Greenfield Lucy M, Hill Paul W, Paterson Eric, Baggs Elizabeth M, Jones Davey L
School of Natural Sciences, Bangor University, Gwynedd, LL57 2UW UK.
The James Hutton Institute, Craigiebuckler, Aberdeen, AB15 8QH UK.
Plant Soil. 2020;456(1):355-367. doi: 10.1007/s11104-020-04719-6. Epub 2020 Sep 23.
The capacity of plant roots to directly acquire organic nitrogen (N) in the form of oligopeptides and amino acids from soil is well established. However, plants have poor access to protein, the central reservoir of soil organic N. Our question is: do plants actively secrete proteases to enhance the breakdown of soil protein or are they functionally reliant on soil microorganisms to undertake this role?
Growing maize and wheat under sterile hydroponic conditions with and without inorganic N, we measured protease activity on the root surface (root-bound proteases) or exogenously in the solution (free proteases). We compared root protease activities to the rhizosphere microbial community to estimate the ecological significance of root-derived proteases.

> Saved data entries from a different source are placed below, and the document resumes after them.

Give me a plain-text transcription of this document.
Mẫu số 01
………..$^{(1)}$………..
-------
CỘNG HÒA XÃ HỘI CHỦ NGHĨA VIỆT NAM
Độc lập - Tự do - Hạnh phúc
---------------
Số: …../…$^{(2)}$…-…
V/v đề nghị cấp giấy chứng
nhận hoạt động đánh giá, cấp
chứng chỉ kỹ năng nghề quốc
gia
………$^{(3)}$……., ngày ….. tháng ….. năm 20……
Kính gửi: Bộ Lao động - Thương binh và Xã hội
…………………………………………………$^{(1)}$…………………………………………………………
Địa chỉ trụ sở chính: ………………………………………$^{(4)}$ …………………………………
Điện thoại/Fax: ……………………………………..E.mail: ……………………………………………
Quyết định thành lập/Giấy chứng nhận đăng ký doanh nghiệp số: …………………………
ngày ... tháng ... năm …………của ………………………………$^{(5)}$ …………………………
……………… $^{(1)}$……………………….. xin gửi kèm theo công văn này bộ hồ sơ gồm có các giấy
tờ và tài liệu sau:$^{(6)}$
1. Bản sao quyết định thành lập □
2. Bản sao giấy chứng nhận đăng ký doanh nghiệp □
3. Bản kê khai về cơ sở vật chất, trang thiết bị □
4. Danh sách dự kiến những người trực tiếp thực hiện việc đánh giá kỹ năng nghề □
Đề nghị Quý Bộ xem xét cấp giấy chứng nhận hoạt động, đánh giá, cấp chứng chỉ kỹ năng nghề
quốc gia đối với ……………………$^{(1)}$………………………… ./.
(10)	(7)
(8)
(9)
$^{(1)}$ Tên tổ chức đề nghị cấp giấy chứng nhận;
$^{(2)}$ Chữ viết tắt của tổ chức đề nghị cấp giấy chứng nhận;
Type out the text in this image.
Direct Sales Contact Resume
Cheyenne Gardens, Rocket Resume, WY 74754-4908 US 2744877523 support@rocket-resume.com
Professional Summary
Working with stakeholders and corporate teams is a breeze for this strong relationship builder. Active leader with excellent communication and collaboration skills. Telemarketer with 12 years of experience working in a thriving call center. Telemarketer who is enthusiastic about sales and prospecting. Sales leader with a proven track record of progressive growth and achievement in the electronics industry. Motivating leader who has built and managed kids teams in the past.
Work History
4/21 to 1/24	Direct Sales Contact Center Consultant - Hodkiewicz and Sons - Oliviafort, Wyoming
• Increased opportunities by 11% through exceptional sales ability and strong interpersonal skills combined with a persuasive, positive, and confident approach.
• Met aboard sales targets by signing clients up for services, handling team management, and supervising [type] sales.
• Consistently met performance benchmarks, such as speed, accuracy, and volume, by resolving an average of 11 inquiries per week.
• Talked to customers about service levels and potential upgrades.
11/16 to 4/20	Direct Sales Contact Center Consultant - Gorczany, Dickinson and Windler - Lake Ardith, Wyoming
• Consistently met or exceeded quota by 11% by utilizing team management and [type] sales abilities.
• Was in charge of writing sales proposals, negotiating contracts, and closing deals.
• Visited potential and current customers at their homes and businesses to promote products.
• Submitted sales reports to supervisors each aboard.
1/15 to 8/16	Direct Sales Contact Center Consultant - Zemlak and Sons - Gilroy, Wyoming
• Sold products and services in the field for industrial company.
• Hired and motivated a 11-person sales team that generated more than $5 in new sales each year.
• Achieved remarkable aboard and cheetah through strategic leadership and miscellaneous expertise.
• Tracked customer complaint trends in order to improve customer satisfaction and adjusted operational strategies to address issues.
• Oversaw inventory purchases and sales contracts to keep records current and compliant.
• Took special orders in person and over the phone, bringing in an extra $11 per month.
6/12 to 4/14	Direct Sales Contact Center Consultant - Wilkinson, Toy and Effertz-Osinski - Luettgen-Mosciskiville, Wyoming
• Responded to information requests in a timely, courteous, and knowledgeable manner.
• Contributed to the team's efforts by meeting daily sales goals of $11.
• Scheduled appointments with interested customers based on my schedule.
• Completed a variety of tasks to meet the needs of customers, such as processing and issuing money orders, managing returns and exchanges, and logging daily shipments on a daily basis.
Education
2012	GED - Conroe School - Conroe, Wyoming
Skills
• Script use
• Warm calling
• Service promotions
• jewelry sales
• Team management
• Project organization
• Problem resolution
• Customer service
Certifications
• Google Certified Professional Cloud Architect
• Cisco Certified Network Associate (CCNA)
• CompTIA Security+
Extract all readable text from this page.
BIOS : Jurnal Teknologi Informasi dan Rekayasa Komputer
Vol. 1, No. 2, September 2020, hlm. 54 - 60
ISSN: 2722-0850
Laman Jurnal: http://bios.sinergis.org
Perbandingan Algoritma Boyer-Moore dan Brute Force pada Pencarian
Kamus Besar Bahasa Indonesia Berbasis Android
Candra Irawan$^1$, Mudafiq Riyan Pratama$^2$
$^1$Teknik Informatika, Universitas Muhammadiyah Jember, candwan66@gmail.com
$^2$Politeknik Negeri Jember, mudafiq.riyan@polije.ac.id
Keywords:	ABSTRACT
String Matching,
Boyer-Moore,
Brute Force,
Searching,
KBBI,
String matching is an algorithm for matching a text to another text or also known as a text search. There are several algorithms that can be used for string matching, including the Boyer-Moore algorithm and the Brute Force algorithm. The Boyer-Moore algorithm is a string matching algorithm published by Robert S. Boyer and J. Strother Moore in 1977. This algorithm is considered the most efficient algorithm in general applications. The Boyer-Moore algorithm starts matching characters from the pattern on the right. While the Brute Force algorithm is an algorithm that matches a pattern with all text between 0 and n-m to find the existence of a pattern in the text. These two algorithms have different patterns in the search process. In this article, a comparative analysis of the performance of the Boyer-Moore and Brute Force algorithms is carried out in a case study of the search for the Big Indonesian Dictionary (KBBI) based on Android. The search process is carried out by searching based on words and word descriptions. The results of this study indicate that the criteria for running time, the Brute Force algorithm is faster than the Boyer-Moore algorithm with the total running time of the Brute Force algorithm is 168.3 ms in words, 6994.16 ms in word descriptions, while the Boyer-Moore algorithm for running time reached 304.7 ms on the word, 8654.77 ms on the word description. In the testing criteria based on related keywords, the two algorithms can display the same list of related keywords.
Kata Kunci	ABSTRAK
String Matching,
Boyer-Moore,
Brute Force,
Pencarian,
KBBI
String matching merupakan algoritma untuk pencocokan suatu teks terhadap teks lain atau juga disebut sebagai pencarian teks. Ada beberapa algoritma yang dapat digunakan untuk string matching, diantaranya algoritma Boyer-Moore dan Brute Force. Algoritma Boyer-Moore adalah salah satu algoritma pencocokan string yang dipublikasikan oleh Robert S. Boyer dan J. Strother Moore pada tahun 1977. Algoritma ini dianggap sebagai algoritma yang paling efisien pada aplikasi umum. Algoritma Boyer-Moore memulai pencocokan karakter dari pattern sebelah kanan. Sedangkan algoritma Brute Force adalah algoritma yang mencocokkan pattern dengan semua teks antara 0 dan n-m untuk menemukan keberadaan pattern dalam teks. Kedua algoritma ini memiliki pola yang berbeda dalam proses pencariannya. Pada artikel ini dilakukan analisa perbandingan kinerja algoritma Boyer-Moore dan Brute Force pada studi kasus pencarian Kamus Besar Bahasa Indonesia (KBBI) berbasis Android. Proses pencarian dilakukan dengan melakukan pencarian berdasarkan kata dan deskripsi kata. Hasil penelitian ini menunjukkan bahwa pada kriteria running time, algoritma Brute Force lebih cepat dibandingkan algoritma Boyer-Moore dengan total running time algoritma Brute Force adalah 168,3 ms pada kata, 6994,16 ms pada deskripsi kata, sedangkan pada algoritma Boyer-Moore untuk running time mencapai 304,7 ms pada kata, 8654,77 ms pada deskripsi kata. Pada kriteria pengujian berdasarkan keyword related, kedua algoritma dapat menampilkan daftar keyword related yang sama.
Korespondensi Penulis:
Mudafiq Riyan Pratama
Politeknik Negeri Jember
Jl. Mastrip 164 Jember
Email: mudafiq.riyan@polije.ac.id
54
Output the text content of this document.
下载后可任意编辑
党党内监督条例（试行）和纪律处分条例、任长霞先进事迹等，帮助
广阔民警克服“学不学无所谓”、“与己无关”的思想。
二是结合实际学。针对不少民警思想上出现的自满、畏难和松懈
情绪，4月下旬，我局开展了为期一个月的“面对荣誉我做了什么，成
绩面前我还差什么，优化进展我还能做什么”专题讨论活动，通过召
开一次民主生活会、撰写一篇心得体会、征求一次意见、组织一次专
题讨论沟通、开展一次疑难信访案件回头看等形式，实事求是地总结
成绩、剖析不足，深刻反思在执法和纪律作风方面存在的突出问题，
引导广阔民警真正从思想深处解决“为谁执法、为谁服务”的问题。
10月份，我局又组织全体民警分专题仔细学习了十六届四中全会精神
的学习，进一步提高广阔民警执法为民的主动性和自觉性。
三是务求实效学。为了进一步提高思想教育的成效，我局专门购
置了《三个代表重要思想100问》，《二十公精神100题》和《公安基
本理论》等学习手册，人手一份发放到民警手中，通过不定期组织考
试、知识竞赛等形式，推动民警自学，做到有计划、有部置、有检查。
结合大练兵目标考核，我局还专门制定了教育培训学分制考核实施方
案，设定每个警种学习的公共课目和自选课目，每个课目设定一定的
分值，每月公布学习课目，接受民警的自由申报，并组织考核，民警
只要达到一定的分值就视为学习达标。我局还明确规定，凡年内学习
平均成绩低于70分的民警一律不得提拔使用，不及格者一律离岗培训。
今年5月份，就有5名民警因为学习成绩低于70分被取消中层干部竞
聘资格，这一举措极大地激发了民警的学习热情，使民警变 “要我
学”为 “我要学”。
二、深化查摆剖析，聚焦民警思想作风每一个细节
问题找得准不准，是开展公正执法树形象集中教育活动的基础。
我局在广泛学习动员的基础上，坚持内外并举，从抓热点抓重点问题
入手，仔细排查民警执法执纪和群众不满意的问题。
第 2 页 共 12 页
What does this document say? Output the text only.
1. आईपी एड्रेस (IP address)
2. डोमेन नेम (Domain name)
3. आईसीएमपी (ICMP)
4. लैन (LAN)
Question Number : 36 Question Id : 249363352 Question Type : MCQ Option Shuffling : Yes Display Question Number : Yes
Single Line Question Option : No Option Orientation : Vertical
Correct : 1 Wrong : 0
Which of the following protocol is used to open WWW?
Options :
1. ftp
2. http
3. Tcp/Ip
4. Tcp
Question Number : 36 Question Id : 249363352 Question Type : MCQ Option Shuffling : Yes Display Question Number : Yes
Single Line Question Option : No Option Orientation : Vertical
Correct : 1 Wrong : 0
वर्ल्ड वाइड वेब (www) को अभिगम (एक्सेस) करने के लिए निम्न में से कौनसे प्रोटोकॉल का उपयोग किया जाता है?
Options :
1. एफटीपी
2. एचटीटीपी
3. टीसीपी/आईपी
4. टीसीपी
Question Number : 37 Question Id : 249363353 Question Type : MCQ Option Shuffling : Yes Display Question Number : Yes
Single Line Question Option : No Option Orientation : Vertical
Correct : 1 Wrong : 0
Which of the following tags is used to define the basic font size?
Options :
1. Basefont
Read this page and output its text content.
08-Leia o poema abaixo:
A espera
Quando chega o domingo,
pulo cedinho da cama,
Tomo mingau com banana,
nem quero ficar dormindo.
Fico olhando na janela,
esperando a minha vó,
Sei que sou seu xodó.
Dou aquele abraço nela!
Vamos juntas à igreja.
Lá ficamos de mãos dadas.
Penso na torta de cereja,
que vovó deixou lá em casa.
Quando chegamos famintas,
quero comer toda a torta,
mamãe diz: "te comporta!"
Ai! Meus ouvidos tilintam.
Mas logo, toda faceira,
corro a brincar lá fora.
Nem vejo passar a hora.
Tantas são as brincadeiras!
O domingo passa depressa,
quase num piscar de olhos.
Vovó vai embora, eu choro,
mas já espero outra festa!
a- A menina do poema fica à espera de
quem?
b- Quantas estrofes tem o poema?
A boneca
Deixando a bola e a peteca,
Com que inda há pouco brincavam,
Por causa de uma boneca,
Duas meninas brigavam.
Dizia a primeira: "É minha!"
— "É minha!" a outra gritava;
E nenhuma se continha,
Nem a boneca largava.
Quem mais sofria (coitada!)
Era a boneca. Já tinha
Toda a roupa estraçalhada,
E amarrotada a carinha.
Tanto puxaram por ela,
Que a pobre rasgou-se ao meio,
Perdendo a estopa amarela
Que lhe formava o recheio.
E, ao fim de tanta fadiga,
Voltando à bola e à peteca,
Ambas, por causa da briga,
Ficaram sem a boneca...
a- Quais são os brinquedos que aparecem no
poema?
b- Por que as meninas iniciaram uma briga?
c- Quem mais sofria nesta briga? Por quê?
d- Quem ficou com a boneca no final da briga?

We found little evidence for the secretion of free proteases, with almost all protease activity associated with the root surface. Root protease activity was not stimulated under N deficiency. Our findings suggest that cereal roots contribute one-fifth of rhizosphere protease activity.
Our results indicate that plant N uptake is only functionally significant when soil protein is in direct contact with root surfaces. The lack of protease upregulation under N deficiency suggests that root protease activity is unrelated to enhanced soil N capture.
植物根系直接从土壤中获取寡肽和氨基酸形式的有机氮的能力已得到充分证实。然而,植物难以获取土壤有机氮的主要储存库——蛋白质。我们的问题是:植物是主动分泌蛋白酶以促进土壤蛋白质的分解,还是在功能上依赖土壤微生物来承担这一作用?
在有无无机氮的无菌水培条件下种植玉米和小麦,我们测量了根表面的蛋白酶活性(根结合蛋白酶)或溶液中外源的蛋白酶活性(游离蛋白酶)。我们将根蛋白酶活性与根际微生物群落进行比较,以评估根源蛋白酶的生态意义。
我们几乎没有发现游离蛋白酶分泌的证据,几乎所有蛋白酶活性都与根表面相关。缺氮条件下根蛋白酶活性未受到刺激。我们的研究结果表明,谷类作物根系贡献了根际蛋白酶活性的五分之一。
我们的结果表明,只有当土壤蛋白质与根表面直接接触时,植物对氮的吸收才具有功能意义。缺氮条件下蛋白酶未上调表明根蛋白酶活性与增强土壤氮捕获无关。